Saturday, June 12, 2010

Kill Bill: Vol. 1 (2003)


Directed by Quentin Tarantino.
Starring Uma Thurman and Lucy Liu.
In a Nutshell: An assassin, left for dead by her former allies, seeks revenge.

Perhaps the most forceful element of Quentin Tarantino’s two-part revenge drama is not the geysers of blood, or the Girl Power, or the eclectic, genre-bridging soundtrack. Kill Bill may be the purest expression of cinema love from the industry’s top cinema geek. Tarantino famously loves his movies without irony and affectionately uses Kill Bill to distort and pay homage to “trash” genres (kung-fu, spaghetti western, giallo, etc). Volume 1 (occurring between Volume 2’s events) has little going for it besides fight scenes and bursts of lavish storytelling. This can come off as self-indulgent, but Tarantino is having too much fun with his toys to care. Ultra-violent to be sure, though Kill Bill arguably does not glorify its violence. It glorifies cinematic glorifications of violence with enough sense to not be gruesome.
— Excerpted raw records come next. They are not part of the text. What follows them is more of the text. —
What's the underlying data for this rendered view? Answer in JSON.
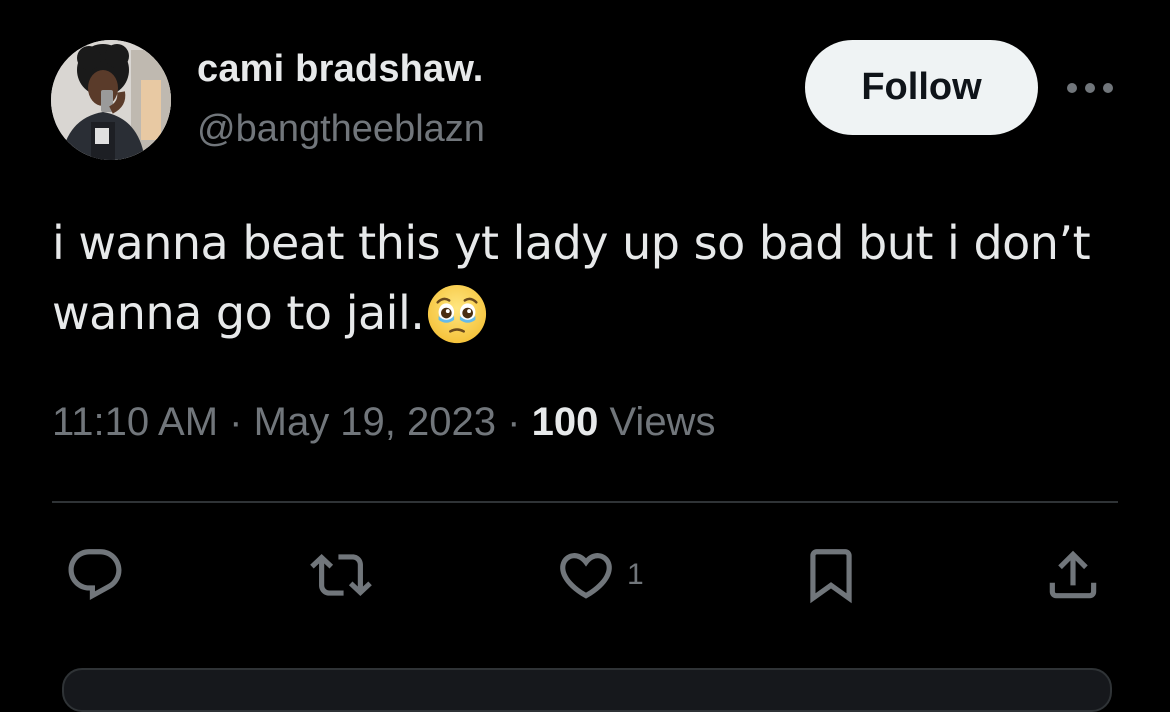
{
  "author": {
    "display_name": "cami bradshaw.",
    "handle": "@bangtheeblazn",
    "avatar_icon": "profile-photo"
  },
  "follow_button": {
    "label": "Follow"
  },
  "more_button": {
    "icon": "more-horizontal-icon"
  },
  "tweet": {
    "text": "i wanna beat this yt lady up so bad but i don’t wanna go to jail.",
    "emoji": "face-holding-back-tears"
  },
  "meta": {
    "time": "11:10 AM",
    "separator": "·",
    "date": "May 19, 2023",
    "views_count": "100",
    "views_label": "Views"
  },
  "actions": {
    "reply_icon": "reply-icon",
    "retweet_icon": "retweet-icon",
    "like_icon": "heart-icon",
    "like_count": "1",
    "bookmark_icon": "bookmark-icon",
    "share_icon": "share-icon"
  },
  "colors": {
    "background": "#000000",
    "primary_text": "#e7e9ea",
    "secondary_text": "#71767b",
    "divider": "#2f3336",
    "follow_bg": "#eff3f4"
  }
}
Despite being produced as one film, Volume 1 carries a starkly different presence. Free of any backstory or conclusion, it is just gleeful exercises of cinematic embellishment. Kill Bill’s relentless flourishes can leave the emotional base (a mother’s anger over her child) out of Tarantino’s grasp. Though that may be beyond the “point” of Volume 1’s ambitions to honor excess cinema. Any narrative incoherence, cartoonish consequence or stilted acting free becomes instantly free from criticism with Tarantino’s imagination left to run amok. Too many scenes of geek worship (e.g. a cameo by martial arts legend Sonny Chiba) or sickening subtext (some business with a slimy male nurse) detract from the film’s spryness. But overall, Kill Bill Vol. 1 remains unfettered with a skilled command of cinematic joy. Undeniably self-indulgent, but fun nonetheless.

Saturday, June 5, 2010

My Own Private Idaho (1991)


Directed by Gus Van Sant.
Starring River Phoenix and Keanu Reeves.
In a Nutshell: A prostitute searches for his mother with his unrequited crush.
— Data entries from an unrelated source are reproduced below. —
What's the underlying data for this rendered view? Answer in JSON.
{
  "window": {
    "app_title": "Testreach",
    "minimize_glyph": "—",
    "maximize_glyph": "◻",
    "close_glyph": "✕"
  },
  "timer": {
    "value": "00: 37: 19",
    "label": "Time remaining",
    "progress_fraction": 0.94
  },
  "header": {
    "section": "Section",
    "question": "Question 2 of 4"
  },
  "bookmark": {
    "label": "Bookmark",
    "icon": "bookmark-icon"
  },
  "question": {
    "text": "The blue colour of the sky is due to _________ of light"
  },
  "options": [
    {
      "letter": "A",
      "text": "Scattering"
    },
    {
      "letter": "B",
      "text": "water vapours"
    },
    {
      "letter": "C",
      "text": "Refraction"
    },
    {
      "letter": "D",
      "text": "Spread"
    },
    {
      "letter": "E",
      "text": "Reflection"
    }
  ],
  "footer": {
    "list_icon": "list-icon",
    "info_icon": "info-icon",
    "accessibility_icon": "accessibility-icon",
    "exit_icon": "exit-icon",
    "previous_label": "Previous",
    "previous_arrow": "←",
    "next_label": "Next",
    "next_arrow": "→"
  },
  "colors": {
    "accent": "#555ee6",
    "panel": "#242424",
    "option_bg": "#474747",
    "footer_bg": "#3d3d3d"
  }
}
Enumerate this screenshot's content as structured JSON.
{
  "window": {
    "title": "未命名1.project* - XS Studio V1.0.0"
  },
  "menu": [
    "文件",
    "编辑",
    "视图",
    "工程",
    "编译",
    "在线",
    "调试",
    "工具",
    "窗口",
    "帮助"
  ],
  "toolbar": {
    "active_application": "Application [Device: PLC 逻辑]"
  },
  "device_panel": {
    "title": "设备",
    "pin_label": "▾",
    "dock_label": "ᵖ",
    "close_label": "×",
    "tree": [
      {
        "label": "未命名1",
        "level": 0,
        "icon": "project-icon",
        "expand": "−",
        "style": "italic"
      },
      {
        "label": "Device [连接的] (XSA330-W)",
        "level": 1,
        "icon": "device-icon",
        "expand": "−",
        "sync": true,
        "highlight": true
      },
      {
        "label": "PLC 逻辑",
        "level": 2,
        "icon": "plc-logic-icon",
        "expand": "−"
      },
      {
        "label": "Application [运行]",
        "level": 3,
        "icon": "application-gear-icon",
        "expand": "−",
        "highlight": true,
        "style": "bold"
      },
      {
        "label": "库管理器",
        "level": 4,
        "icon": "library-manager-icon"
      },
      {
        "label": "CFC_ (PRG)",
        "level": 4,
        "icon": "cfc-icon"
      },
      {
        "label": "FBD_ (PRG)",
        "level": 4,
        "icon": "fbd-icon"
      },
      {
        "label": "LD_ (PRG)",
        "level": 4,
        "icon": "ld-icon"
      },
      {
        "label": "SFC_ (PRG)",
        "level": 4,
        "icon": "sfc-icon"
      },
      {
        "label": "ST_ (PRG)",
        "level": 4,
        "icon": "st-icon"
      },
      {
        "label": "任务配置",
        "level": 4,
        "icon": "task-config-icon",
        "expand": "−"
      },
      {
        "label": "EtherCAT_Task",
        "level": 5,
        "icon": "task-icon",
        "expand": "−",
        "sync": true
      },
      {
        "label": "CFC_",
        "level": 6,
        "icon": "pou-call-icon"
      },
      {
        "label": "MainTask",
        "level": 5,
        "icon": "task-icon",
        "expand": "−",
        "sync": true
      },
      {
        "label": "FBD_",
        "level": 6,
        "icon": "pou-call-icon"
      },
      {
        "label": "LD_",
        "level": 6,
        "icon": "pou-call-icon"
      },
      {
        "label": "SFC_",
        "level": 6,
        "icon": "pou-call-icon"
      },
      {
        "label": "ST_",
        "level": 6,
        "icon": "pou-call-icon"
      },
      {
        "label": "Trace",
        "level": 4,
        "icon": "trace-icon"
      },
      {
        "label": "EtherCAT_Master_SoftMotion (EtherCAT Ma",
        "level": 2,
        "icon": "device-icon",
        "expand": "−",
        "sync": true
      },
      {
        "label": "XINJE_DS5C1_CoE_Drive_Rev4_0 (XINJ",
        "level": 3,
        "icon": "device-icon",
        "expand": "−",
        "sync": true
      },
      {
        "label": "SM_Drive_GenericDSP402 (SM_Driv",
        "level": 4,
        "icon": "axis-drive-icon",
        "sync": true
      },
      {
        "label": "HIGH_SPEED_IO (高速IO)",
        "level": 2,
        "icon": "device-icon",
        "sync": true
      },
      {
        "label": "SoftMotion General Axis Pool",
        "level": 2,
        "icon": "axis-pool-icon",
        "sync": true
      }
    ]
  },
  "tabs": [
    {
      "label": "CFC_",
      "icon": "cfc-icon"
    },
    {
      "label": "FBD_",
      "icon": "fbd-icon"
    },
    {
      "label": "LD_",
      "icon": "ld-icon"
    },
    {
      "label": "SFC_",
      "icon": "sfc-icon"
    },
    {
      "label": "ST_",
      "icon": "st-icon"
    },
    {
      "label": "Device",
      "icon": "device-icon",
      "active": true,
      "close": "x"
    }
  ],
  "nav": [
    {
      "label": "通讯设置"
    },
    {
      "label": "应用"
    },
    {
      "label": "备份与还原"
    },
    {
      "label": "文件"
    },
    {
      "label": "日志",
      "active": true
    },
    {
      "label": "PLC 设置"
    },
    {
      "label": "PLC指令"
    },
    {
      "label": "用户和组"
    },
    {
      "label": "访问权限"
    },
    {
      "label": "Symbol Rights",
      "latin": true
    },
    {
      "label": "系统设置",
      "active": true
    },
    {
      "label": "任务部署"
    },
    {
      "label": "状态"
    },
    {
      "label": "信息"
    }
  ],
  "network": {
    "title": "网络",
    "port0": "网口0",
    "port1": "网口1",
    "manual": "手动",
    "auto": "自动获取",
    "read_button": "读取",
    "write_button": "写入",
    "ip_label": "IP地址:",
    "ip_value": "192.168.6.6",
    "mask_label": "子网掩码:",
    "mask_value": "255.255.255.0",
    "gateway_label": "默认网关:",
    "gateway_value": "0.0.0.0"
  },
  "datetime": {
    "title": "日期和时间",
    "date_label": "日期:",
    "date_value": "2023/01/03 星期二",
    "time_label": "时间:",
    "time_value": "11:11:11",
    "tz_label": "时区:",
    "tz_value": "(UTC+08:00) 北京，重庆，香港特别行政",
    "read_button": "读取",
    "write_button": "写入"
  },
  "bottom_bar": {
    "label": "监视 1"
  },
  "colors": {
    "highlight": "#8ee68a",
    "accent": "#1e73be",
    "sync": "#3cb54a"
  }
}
An odd blend of storytelling, My Own Private Idaho is a loose reworking of Shakespeare’s Henry IV framed inside its own tale of lost love. Like its narcoleptic protagonist Mike Waters (a puppyish River Phoenix), the movie is detached from ordinary conventions, making life an abridged, waking dream. His condition is detrimental to his life as a prostitute, but finds companionship with fellow hustler Scott Favor (Keanu Reeves). Scott’s prostitution serves to defy his parents, knowing he can reclaim his wealth at the right time. Mike falls hopelessly in love with the confident Scott, and the two make a trip to find Mike’s mother in Idaho.
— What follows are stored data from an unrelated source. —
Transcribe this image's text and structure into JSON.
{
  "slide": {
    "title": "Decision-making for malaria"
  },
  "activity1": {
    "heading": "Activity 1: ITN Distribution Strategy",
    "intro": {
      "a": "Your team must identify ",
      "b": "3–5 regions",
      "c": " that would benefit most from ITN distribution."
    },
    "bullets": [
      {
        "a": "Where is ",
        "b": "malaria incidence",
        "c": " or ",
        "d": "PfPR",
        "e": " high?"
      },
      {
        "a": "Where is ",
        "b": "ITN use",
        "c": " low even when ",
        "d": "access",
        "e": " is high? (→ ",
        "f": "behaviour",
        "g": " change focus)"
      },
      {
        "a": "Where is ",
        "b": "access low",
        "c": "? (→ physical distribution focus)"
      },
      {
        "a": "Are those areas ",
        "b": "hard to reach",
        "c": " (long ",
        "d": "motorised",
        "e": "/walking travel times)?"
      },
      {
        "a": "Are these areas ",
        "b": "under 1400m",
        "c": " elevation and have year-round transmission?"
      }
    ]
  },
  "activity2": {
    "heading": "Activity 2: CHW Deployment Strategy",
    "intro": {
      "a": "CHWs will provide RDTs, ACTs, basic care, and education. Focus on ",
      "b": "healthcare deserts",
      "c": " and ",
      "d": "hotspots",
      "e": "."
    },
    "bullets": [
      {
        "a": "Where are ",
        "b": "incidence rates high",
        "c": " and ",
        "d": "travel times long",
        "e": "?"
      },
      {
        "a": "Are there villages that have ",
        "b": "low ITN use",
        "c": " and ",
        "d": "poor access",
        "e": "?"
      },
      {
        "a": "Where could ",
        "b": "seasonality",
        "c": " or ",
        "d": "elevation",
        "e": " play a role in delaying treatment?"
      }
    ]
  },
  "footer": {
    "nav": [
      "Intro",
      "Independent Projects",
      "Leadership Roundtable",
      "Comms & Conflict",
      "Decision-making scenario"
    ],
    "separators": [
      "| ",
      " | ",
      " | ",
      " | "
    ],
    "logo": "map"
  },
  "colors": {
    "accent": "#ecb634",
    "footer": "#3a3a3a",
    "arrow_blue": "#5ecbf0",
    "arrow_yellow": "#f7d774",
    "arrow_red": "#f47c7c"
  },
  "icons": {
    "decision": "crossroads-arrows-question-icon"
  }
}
The film was released during the height of the AIDS hysteria, but decides to ignore this and forgo condemnation of male prostitution. Stripping the environment of this criticism, Gus Van Sant can bury into the aimless of street youths and Mike’s longing for Scott. Employing the Shakespeare concept is an inspired touch, Scott playing Prince Hal with the grungy mentor Bob (William Richert) as Falstaff. Besides the role-playing, some of Shakespeare’s language is garnished to fit Scott and Bob’s life. Though it only amounts to a cute parallel with Reeves’ hollow delivery underlining the (albeit amusing) artifice.


When the film centers on Mike, it becomes tender and visually poetic. Sped-up shots of desolate landscape and grainy home-movie flashbacks convey the surrealism of Mike’s inner thoughts. His travels with Scott have a truncated, episodic nature to fit his narcoleptic state, which fail to drive any story momentum. The shapeless narrative swirls around Phoenix’s deeply felt portrayal of innocent yearning, the only anchor among Van Sant’s abrupt style shifts. When Van Sant is not enamored with his Shakespeare parallels, My Own Private Idaho perfectly adopts Mike’s sadness. Mike’s unconscious and reality become one; we do not move with him, but drift. Van Sant may have made an aimless film, but its melancholy resonates.